Excitement of a Child: Second Saturday of Advent

I have read [your book] Treasure on Earth and I don't believe you have any notion how good it is.... I've never seen the hushed internal excitement of a child on Christmas Eve better done. That is something we can all recognize.
~ C.S. Lewis, from "Letter to Mrs. Phyllis Sandeman", Dec. 10, 1952, Lewis' Collected Letters, III, pp261ff

The excitement of a child on Christmas Eve is a pretty special experience. The gleaming eyes, the bouncing body, the incessant chattering, the great restrainment of not touching the gifts tucked in under the tree - it's all part of what makes Christmas so memorable for kids. Unless, of course, the kids are spoiled brats. Whiny kids, self-aborbed kids, greedy kids, unthankful kids have a way of ruining the excitement of Christmas Eve. Same goes for grown ups.

Here's the a quote from Mrs. Sandeman's book about herself as a little child in 1906 on early Christmas morning that Lewis referred to in his letter to her:
"There was not long to wait now before the drama would begin - the curtain was trembling to its rise. The twilight of the early winter morning, the piercing sweetness of the voices rising in the still air, the tune and the words she loved so well, 'Christians, awake, salute the happy morn!' The heaven would open."

We don't talk like that anymore - and I doubt any of us reflect back on our childhood Christmas mornings with this kind of hushed reverence. It's rare that Christmas morning is a holy moment for our kids, let alone us. Even if we read the Christmas story on Christmas morning as a prelude to opening gifts, there is a disconnect between the poverty of the manger scene and the obscene amount of gifts piled up under our tree.

Simeon was a poor old man who got to hold the week-old infant Christ-child. He gets to be part of the Christmas story because he could clearly see who this baby was - and would become. The excitement of a child, the thrill of holding this newborn baby - Simeon smiled not just for this, but because of what God had given Israel through this gift. Salvation, rescue, forgiveness, new beginnings, hope, mercy, love - this is what God was giving Simeon and his people through Jesus.

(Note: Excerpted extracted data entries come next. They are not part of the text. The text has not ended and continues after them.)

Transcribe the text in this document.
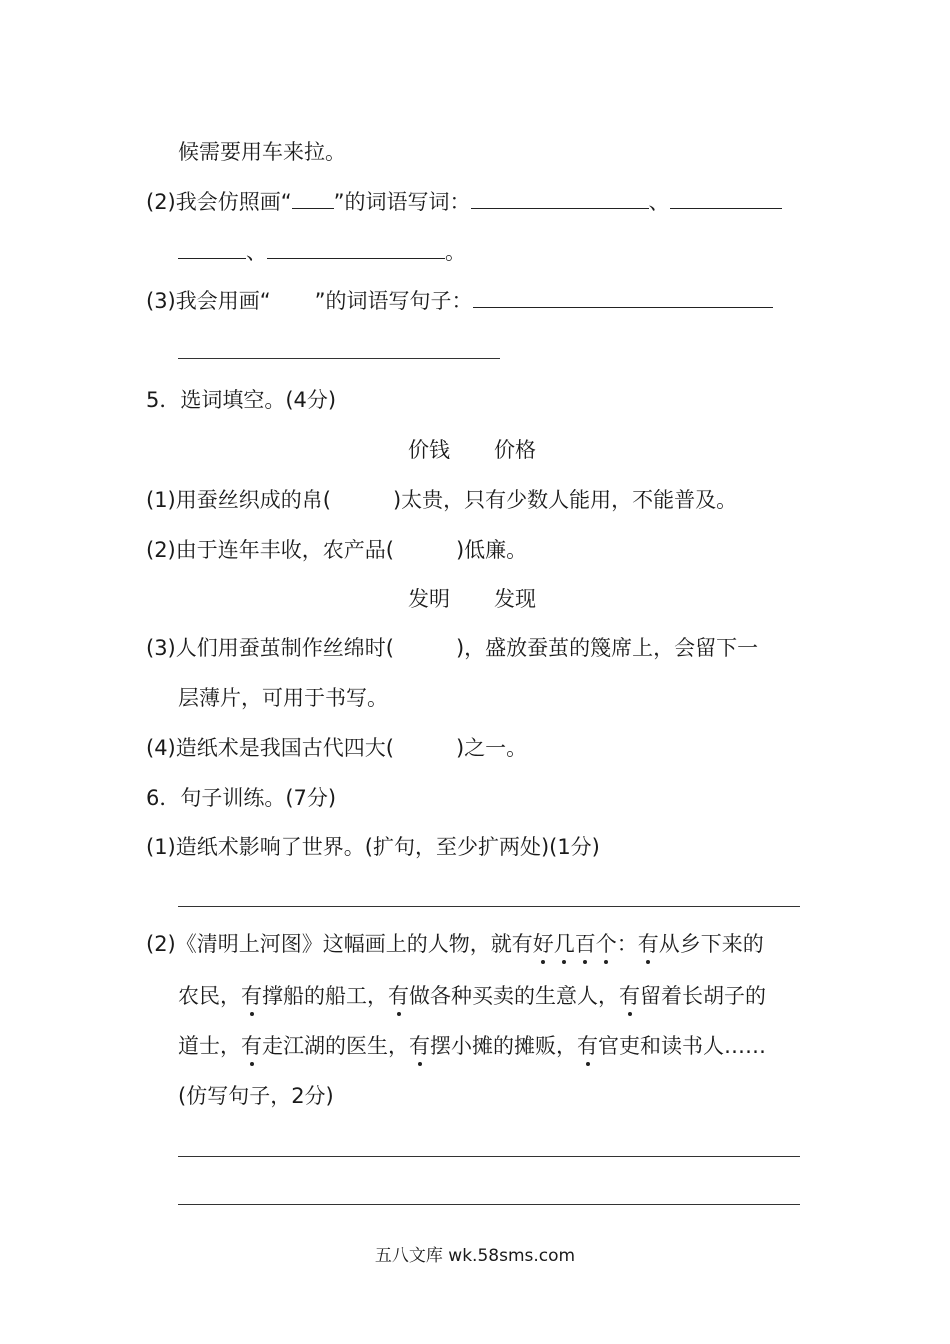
候需要用车来拉。
(2)我会仿照画“ ”的词语写词：	、
、	。
(3)我会用画“ ”的词语写句子：
5．选词填空。(4分)
价钱 价格
(1)用蚕丝织成的帛(	)太贵，只有少数人能用，不能普及。
(2)由于连年丰收，农产品(	)低廉。
发明 发现
(3)人们用蚕茧制作丝绵时(	)，盛放蚕茧的篾席上，会留下一
层薄片，可用于书写。
(4)造纸术是我国古代四大(	)之一。
6．句子训练。(7分)
(1)造纸术影响了世界。(扩句，至少扩两处)(1分)
(2)《清明上河图》这幅画上的人物，就有好几百个：有从乡下来的
农民，有撑船的船工，有做各种买卖的生意人，有留着长胡子的
道士，有走江湖的医生，有摆小摊的摊贩，有官吏和读书人……
(仿写句子，2分)
五八文库 wk.58sms.com
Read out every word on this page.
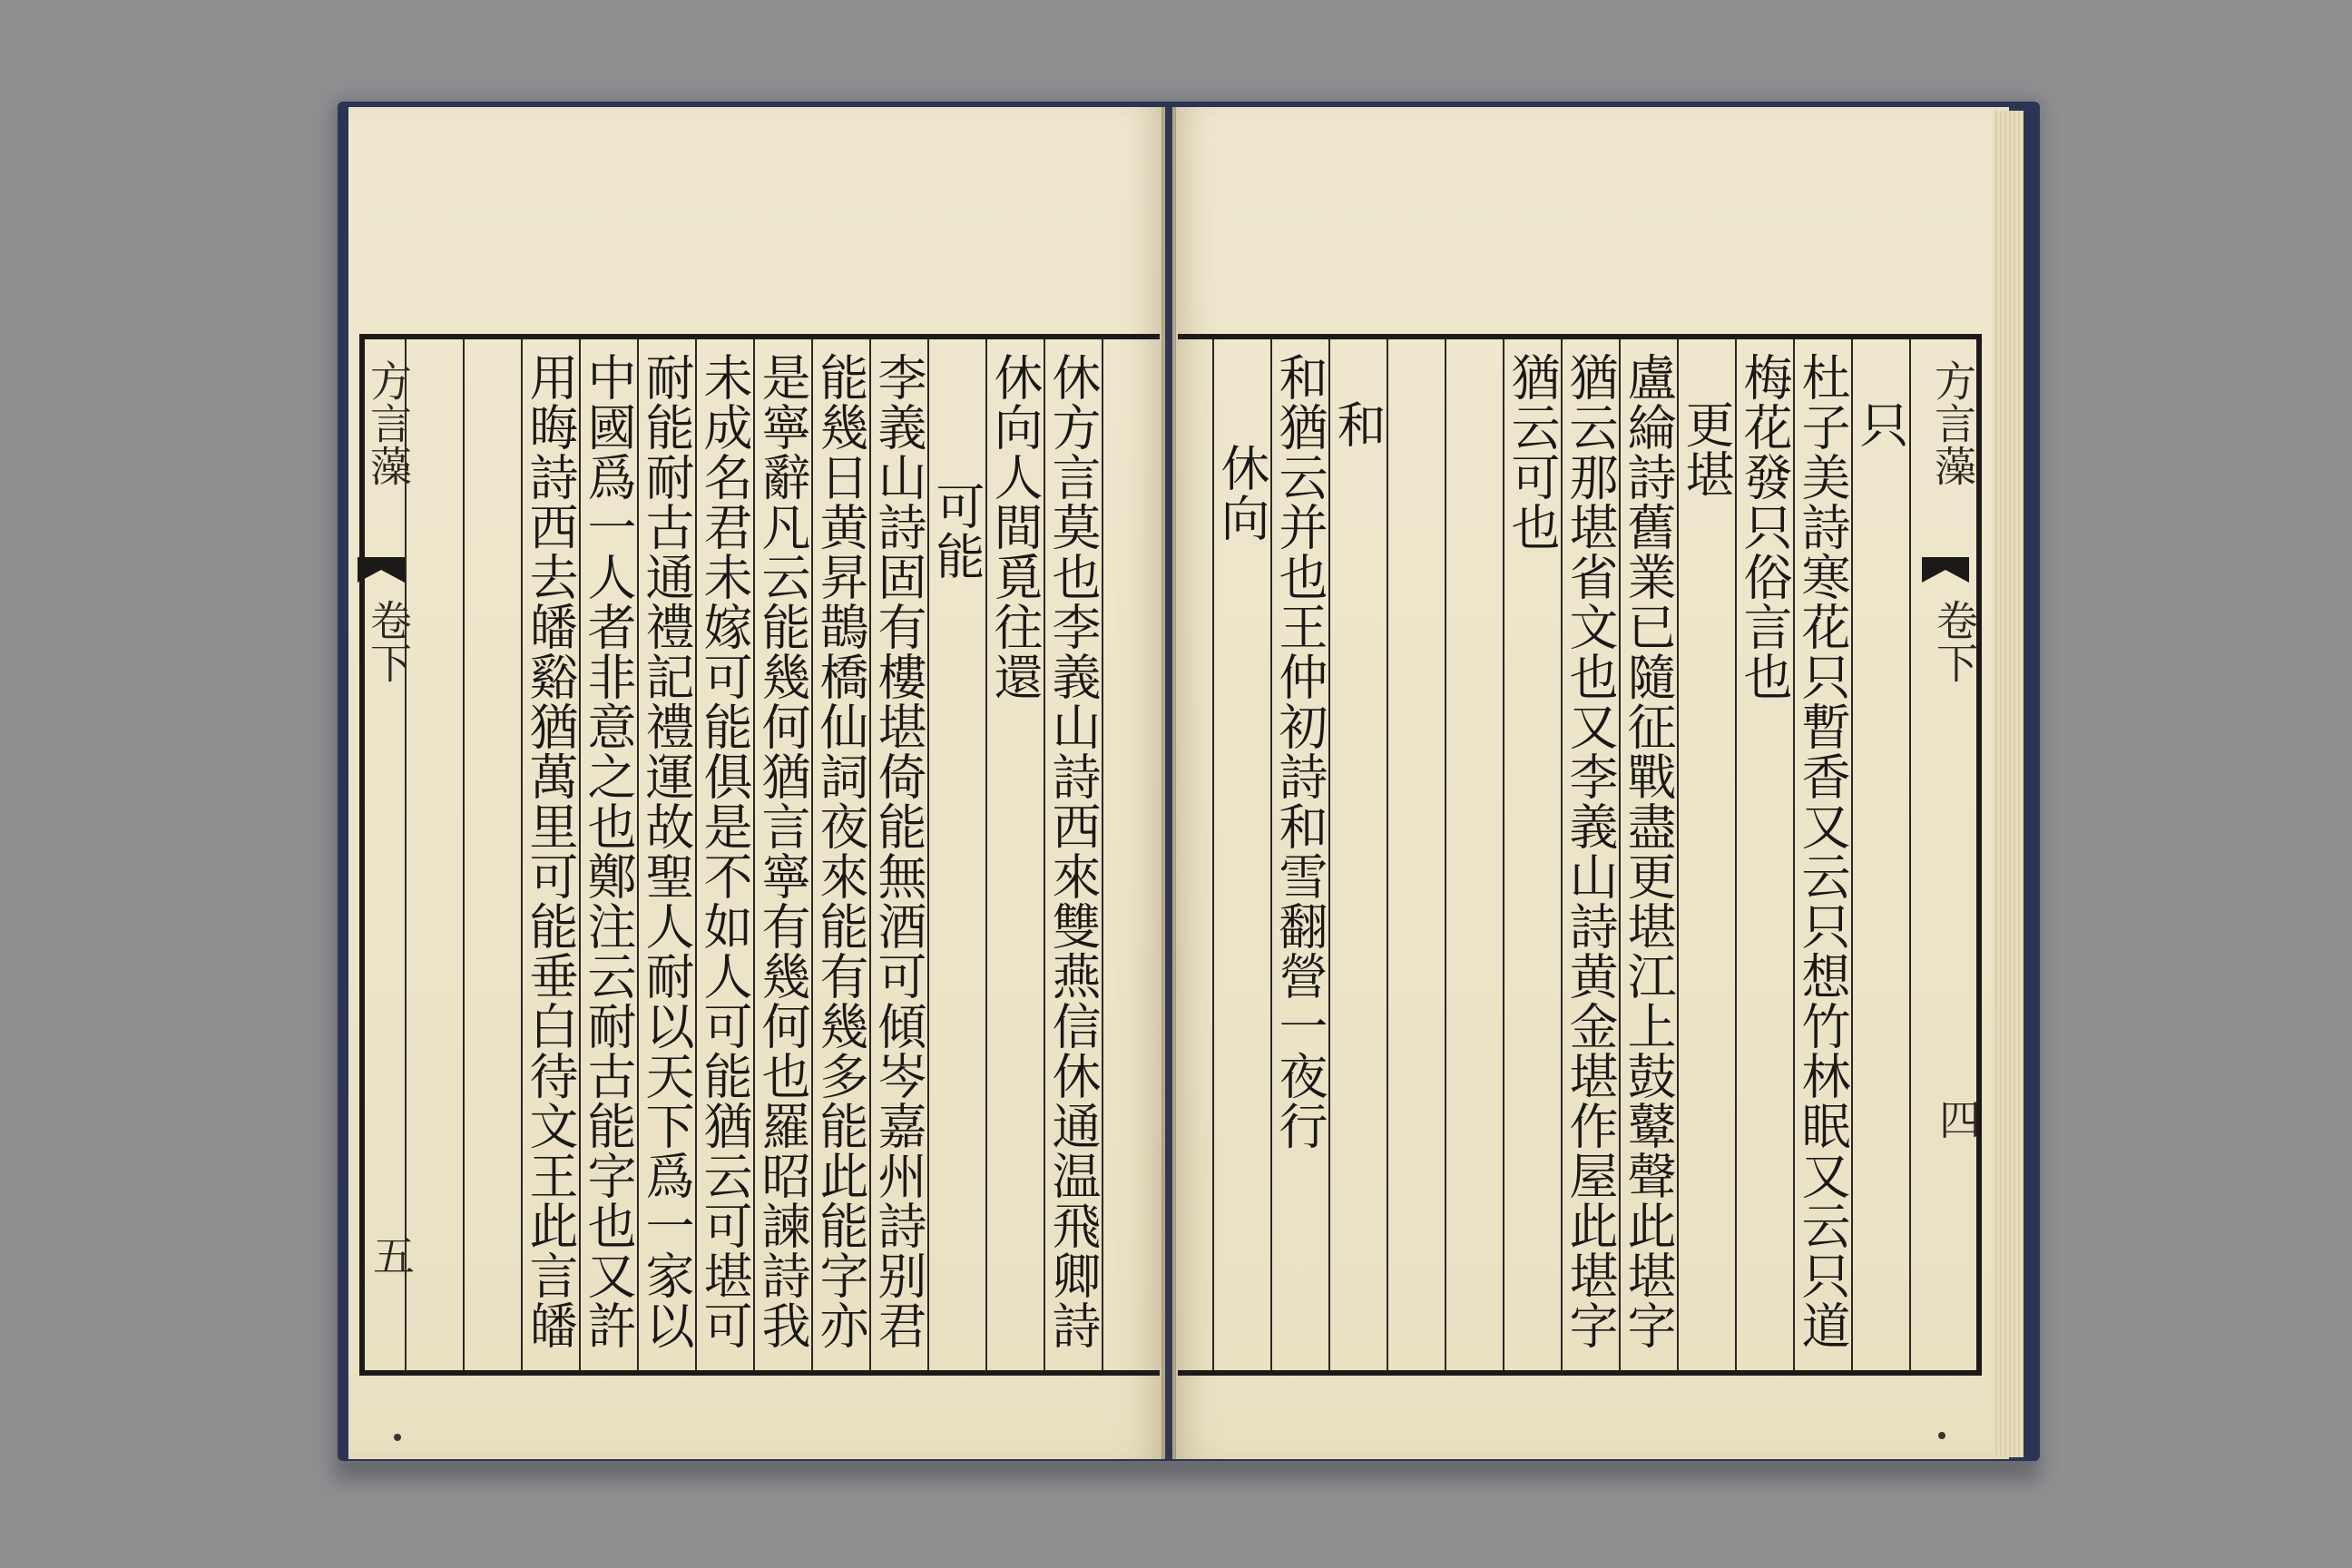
休方言莫也李義山詩西來雙燕信休通温飛卿詩
休向人間覓往還
可能
李義山詩固有樓堪倚能無酒可傾岑嘉州詩别君
能幾日黄昇鵲橋仙詞夜來能有幾多能此能字亦
是寧辭凡云能幾何猶言寧有幾何也羅昭諫詩我
未成名君未嫁可能俱是不如人可能猶云可堪可
耐能耐古通禮記禮運故聖人耐以天下爲一家以
中國爲一人者非意之也鄭注云耐古能字也又許
用晦詩西去皤谿猶萬里可能垂白待文王此言皤
方言藻
卷下
五
只
杜子美詩寒花只暫香又云只想竹林眠又云只道
梅花發只俗言也
更堪
盧綸詩舊業已隨征戰盡更堪江上鼓鼙聲此堪字
猶云那堪省文也又李義山詩黄金堪作屋此堪字
猶云可也
和
和猶云并也王仲初詩和雪翻營一夜行
休向
方言藻
卷下
四
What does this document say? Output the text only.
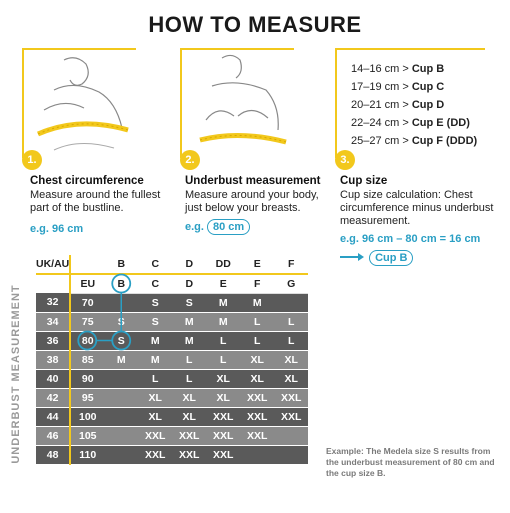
HOW TO MEASURE
1.	2.
14–16 cm > Cup B
17–19 cm > Cup C
20–21 cm > Cup D
22–24 cm > Cup E (DD)
25–27 cm > Cup F (DDD)
3.
Chest circumference
Measure around the fullest part of the bustline.
e.g. 96 cm
Underbust measurement
Measure around your body, just below your breasts.
e.g. 80 cm
Cup size
Cup size calculation: Chest circumference minus underbust measurement.
e.g. 96 cm – 80 cm = 16 cm
Cup B
UNDERBUST MEASUREMENT
UK/AU		B	C	D	DD	E	F
	EU	B	C	D	E	F	G
32	70		S	S	M	M	
34	75	S	S	M	M	L	L
36	80	S	M	M	L	L	L
38	85	M	M	L	L	XL	XL
40	90		L	L	XL	XL	XL
42	95		XL	XL	XL	XXL	XXL
44	100		XL	XL	XXL	XXL	XXL
46	105		XXL	XXL	XXL	XXL	
48	110		XXL	XXL	XXL			Example: The Medela size S results from the underbust measurement of 80 cm and the cup size B.
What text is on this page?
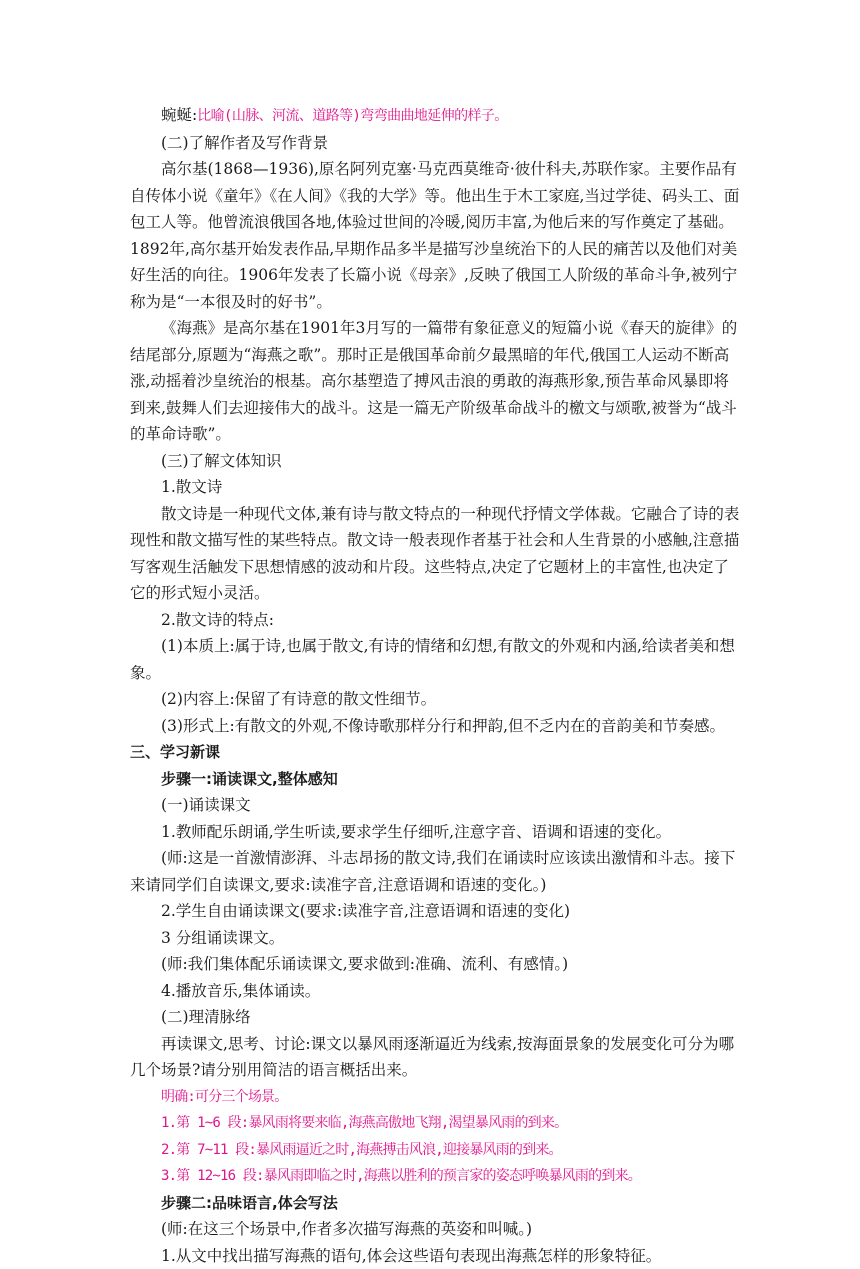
蜿蜒:比喻(山脉、河流、道路等)弯弯曲曲地延伸的样子。

(二)了解作者及写作背景

高尔基(1868—1936),原名阿列克塞·马克西莫维奇·彼什科夫,苏联作家。主要作品有自传体小说《童年》《在人间》《我的大学》等。他出生于木工家庭,当过学徒、码头工、面包工人等。他曾流浪俄国各地,体验过世间的冷暖,阅历丰富,为他后来的写作奠定了基础。1892年,高尔基开始发表作品,早期作品多半是描写沙皇统治下的人民的痛苦以及他们对美好生活的向往。1906年发表了长篇小说《母亲》,反映了俄国工人阶级的革命斗争,被列宁称为是“一本很及时的好书”。

《海燕》是高尔基在1901年3月写的一篇带有象征意义的短篇小说《春天的旋律》的结尾部分,原题为“海燕之歌”。那时正是俄国革命前夕最黑暗的年代,俄国工人运动不断高涨,动摇着沙皇统治的根基。高尔基塑造了搏风击浪的勇敢的海燕形象,预告革命风暴即将到来,鼓舞人们去迎接伟大的战斗。这是一篇无产阶级革命战斗的檄文与颂歌,被誉为“战斗的革命诗歌”。

(三)了解文体知识

1.散文诗

散文诗是一种现代文体,兼有诗与散文特点的一种现代抒情文学体裁。它融合了诗的表现性和散文描写性的某些特点。散文诗一般表现作者基于社会和人生背景的小感触,注意描写客观生活触发下思想情感的波动和片段。这些特点,决定了它题材上的丰富性,也决定了它的形式短小灵活。

2.散文诗的特点:

(1)本质上:属于诗,也属于散文,有诗的情绪和幻想,有散文的外观和内涵,给读者美和想象。

(2)内容上:保留了有诗意的散文性细节。

(3)形式上:有散文的外观,不像诗歌那样分行和押韵,但不乏内在的音韵美和节奏感。

三、学习新课

步骤一:诵读课文,整体感知

(一)诵读课文

1.教师配乐朗诵,学生听读,要求学生仔细听,注意字音、语调和语速的变化。

(师:这是一首激情澎湃、斗志昂扬的散文诗,我们在诵读时应该读出激情和斗志。接下来请同学们自读课文,要求:读准字音,注意语调和语速的变化。)

2.学生自由诵读课文(要求:读准字音,注意语调和语速的变化)

3 分组诵读课文。

(师:我们集体配乐诵读课文,要求做到:准确、流利、有感情。)

4.播放音乐,集体诵读。

(二)理清脉络

再读课文,思考、讨论:课文以暴风雨逐渐逼近为线索,按海面景象的发展变化可分为哪几个场景?请分别用简洁的语言概括出来。

明确:可分三个场景。

1.第 1~6 段:暴风雨将要来临,海燕高傲地飞翔,渴望暴风雨的到来。

2.第 7~11 段:暴风雨逼近之时,海燕搏击风浪,迎接暴风雨的到来。

3.第 12~16 段:暴风雨即临之时,海燕以胜利的预言家的姿态呼唤暴风雨的到来。

步骤二:品味语言,体会写法

(师:在这三个场景中,作者多次描写海燕的英姿和叫喊。)

1.从文中找出描写海燕的语句,体会这些语句表现出海燕怎样的形象特征。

My eyes have seen your salvation.
Luke 2v30 (NIV)

It's a challenge - whether you have lots of presents this year or a few or none - to keep our eyes focused on what God is doing in the world through Christmas. We recover that holy moment on Christmas morning when we resolve everyday to be God's gift to our friends and family. Not in an arrogant, self-absorbed way, but in a child-like, loving way. Be the gift.